# Ambrosia Beetles



## Tennessee Tim (Dec 15, 2010)

Collecting up logs on farm from last springs storms and stock piling for summer cutting. I noticed the Ailanthus logs have the Ambrosia Beetle tunnels hanging from them.

My concerns are....1) are there any?? 2) cross contamination to other logs. Some of these logs over yr in stack off ground 3) is it only a certian hardwood or moisture content that draws them??? 4) what ??? to be done.

I don't mind worm holes for my use, BUT I DON'T WANT TO DESTROY all my other work...logs or A/D ing lumber.

Thanks in advance. The great thing with a couple of these sites is the care and passion people have to help their fellow sawyers and artists.

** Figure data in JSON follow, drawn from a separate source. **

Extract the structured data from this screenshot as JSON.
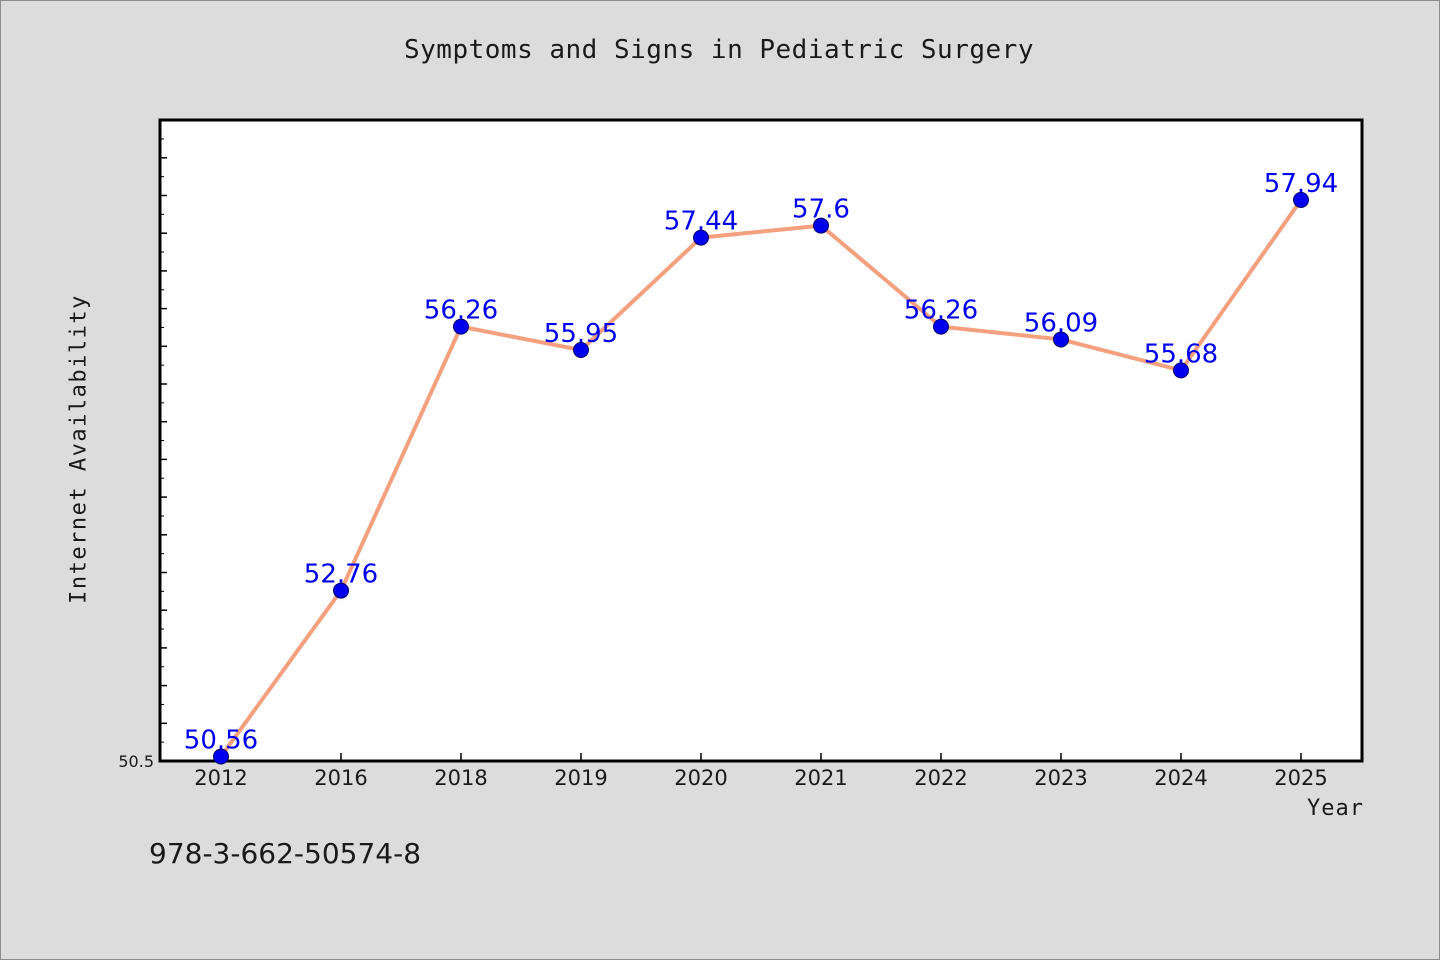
{
  "chart_data": {
    "type": "line",
    "title": "Symptoms and Signs in Pediatric Surgery",
    "xlabel": "Year",
    "ylabel": "Internet Availability",
    "categories": [
      "2012",
      "2016",
      "2018",
      "2019",
      "2020",
      "2021",
      "2022",
      "2023",
      "2024",
      "2025"
    ],
    "values": [
      50.56,
      52.76,
      56.26,
      55.95,
      57.44,
      57.6,
      56.26,
      56.09,
      55.68,
      57.94
    ],
    "data_labels": [
      "50.56",
      "52.76",
      "56.26",
      "55.95",
      "57.44",
      "57.6",
      "56.26",
      "56.09",
      "55.68",
      "57.94"
    ],
    "ylim": [
      50.5,
      59.0
    ],
    "ytick_labels": [
      "50.5"
    ],
    "grid": false,
    "line_color": "#f4a07e",
    "marker_color": "#0000ee",
    "label_color": "#0000ee"
  },
  "footer": {
    "isbn": "978-3-662-50574-8"
  }
}
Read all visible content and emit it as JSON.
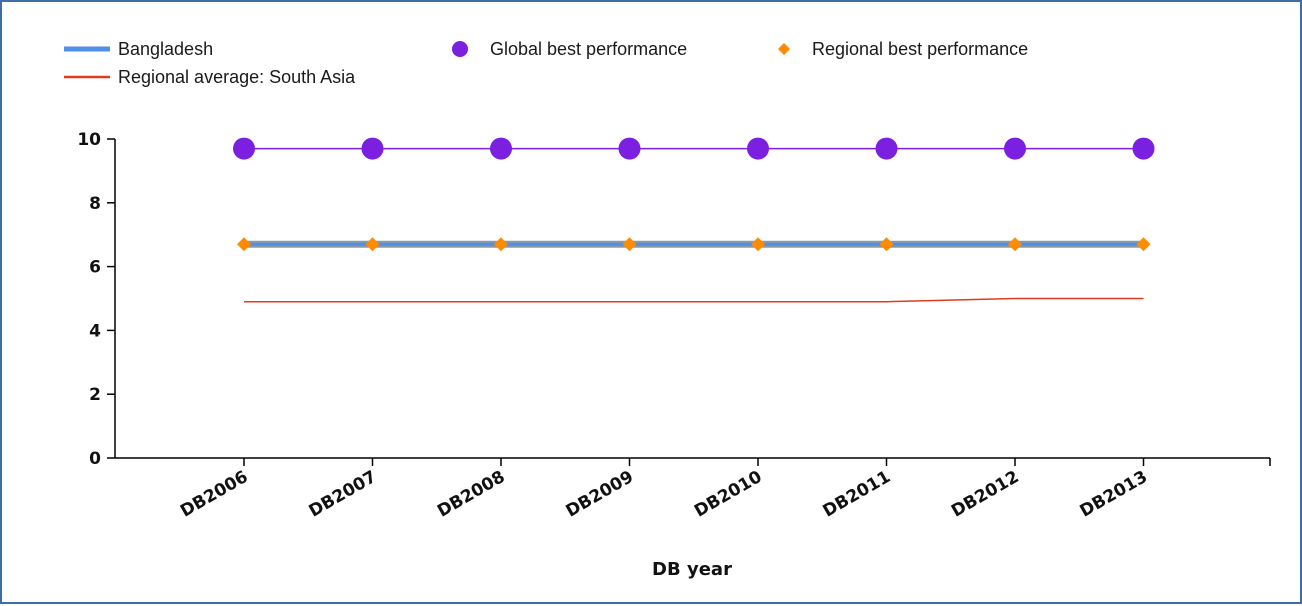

Have a Blessed and Wonderful day in Jesus's Awesome Love,
Tim


----------



## SkySkrape (Oct 8, 2013)

Tennessee Tim said:


> Collecting up logs on farm from last springs storms and stock piling for summer cutting. I noticed the Ailanthus logs have the Ambrosia Beetle tunnels hanging from them. My concerns are....1) are there any?? 2) cross contamination to other logs. Some of these logs over yr in stack off ground 3) is it only a certian hardwood or moisture content that draws them??? 4) what ??? to be done. I don't mind worm holes for my use, BUT I DON'T WANT TO DESTROY all my other work...logs or A/D ing lumber. Thanks in advance. The great thing with a couple of these sites is the care and passion people have to help their fellow sawyers and artists. Have a Blessed and Wonderful day in Jesus's Awesome Love, Tim


Tim,

I'm about to get my hands on ailanthus. What was the end result of this? Any pics of the wood and finished product(s)? Any advice on storing and working it once dry?


----------



## Tennessee Tim (Dec 15, 2010)

Sorry, I haven't got around to sawing them.


----------



## Da Aardvark (Oct 11, 2012)

Dunno what those beetles were when we cut up that oak triangle but they ate the bottom out of that log.
We're not talking about the same bug, are we?


----------



## Logger (Nov 26, 2009)

Not sure if that is what a powder post beetle is but I brought some oak logs in with them and later found holes in some ash and hickory lumber that had been air drying for a few years, ash and hickory seemed clear of holes when cut.


----------